Людмилу было уже не унять. Застоялась кобылка в стойле.
– Жена служит мужу, – вещала она, – муж – делу, а вместе – Богу! Почему у вас разброд – потому что нарушили закон. Вы думаете: у вас непонимание, семейные дрязги, а это Бог от вас отвернулся! – Людмила помолчала и вдруг прочитала тихо и проникновенно: – До конца, до самого креста, пусть душа останется чиста…
Ирина кинулась к ней и зарыдала, как маленькая девочка на груди у мамы. И у меня тоже что-то в горле запершило. Наверное, от ихнего шампанского. Само по себе оно, конечно, приятное, но вприслушку с речью Эдиковой супруги…
– Ну, мне пора, – сказал я, да кто ж услышит скромный голос человека, сделавшего свое дело? А сделано ли? Сегодня – Людмила оттянула на себя, завтра – проповедник тот безнаказанно-наглый. Наговорит с три короба, наобещает и…
В борьбе за душу человека побеждает тот, кто больше наврет!

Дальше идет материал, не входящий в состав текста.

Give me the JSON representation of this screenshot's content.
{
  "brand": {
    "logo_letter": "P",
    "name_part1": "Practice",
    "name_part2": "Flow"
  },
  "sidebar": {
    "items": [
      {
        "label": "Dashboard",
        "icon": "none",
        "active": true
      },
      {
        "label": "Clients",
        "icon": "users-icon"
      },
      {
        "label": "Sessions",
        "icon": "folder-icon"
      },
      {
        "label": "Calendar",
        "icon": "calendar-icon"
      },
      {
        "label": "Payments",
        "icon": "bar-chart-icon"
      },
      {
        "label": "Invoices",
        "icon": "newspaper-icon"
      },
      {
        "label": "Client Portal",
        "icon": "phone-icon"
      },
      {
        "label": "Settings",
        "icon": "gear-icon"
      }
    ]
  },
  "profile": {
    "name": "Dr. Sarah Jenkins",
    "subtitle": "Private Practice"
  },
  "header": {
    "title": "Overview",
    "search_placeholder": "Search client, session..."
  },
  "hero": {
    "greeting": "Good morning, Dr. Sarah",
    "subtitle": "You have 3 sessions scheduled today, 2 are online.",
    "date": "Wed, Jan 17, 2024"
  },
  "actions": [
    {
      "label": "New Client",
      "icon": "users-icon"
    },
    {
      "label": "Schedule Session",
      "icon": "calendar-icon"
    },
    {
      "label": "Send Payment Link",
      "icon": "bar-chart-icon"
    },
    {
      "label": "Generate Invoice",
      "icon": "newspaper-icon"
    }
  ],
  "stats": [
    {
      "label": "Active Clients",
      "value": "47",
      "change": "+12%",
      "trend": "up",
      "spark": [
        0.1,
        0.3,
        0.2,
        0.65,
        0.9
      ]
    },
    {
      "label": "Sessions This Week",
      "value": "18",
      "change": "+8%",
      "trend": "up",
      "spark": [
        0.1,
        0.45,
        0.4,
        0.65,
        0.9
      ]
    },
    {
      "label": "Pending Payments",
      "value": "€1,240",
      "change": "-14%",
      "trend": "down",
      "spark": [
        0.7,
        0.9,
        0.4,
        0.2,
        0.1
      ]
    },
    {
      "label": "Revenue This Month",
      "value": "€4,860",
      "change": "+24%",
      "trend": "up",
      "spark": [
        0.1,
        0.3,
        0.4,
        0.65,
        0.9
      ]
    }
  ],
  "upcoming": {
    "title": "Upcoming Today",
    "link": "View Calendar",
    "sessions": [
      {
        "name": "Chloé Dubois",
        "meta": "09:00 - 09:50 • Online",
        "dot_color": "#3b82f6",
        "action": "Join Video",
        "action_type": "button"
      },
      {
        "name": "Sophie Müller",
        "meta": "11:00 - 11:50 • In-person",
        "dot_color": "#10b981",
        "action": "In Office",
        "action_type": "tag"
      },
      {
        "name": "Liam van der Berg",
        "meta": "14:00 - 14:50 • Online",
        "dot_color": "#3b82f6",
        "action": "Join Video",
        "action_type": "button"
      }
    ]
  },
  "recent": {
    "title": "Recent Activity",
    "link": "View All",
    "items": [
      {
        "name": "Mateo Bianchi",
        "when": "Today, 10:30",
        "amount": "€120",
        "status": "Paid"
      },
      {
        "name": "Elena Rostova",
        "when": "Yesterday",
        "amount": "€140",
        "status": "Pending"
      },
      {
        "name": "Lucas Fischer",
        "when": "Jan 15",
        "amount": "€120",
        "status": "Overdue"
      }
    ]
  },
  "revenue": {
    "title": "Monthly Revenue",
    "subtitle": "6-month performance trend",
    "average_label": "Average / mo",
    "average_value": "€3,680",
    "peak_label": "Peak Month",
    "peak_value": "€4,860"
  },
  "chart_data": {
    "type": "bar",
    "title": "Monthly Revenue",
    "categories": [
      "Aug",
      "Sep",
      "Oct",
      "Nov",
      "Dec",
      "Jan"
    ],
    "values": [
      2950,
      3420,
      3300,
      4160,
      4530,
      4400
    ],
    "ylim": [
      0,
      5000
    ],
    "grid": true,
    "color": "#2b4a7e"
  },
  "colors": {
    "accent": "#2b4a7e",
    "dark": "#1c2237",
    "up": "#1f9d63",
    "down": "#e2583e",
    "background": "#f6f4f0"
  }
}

А того папу первоклассника, невзначай предсказавшего, что через десять лет я вернусь в ту же географическую точку, я встретил в восемьдесят втором на пустыре. Неподалеку от моего проживания был пустырь, огороженный дощатым забором, но мы с Чипом – тибетским терьером, проникали туда, попадая летом в царство яблонь, тополей лопухов, одуванчиков… осенью – в очей очарованье, зимой – в искрящуюся белизну. Я садился на поваленное дерево, Чипа гонял по поляне ворон… Год от года забор ветшал, дырявился; в округе появлялись новые дома, и на пустырь стали захаживать другие собачники. Потом старые тополя и яблони спилили, вырыли котлован и построили большой, бездарной архитектуры дом; еще потом, огораживая металлическим забором, ликвидировали последний старый тополь и три красавицы березы, что росли вдоль тротуара. А еще потом… я включил телевизор, и по 1-му каналу в полночь, в передаче о мистическом и загадочном, показали нашу улицу. Нервически взбудораженный человек шел вдоль металлического забора с рамкой в руках (загнутая буквой «Г» проволока) и таинственно, со зловещим привкусом объяснял, что тут – геопатогенная зона, поэтому хорошие деревья не растут! У меня было желание влезть в экран, схватить его за глотку и закричать: «Растут! Растут! Были тут замечательные деревья, вырубили их! Спилили!»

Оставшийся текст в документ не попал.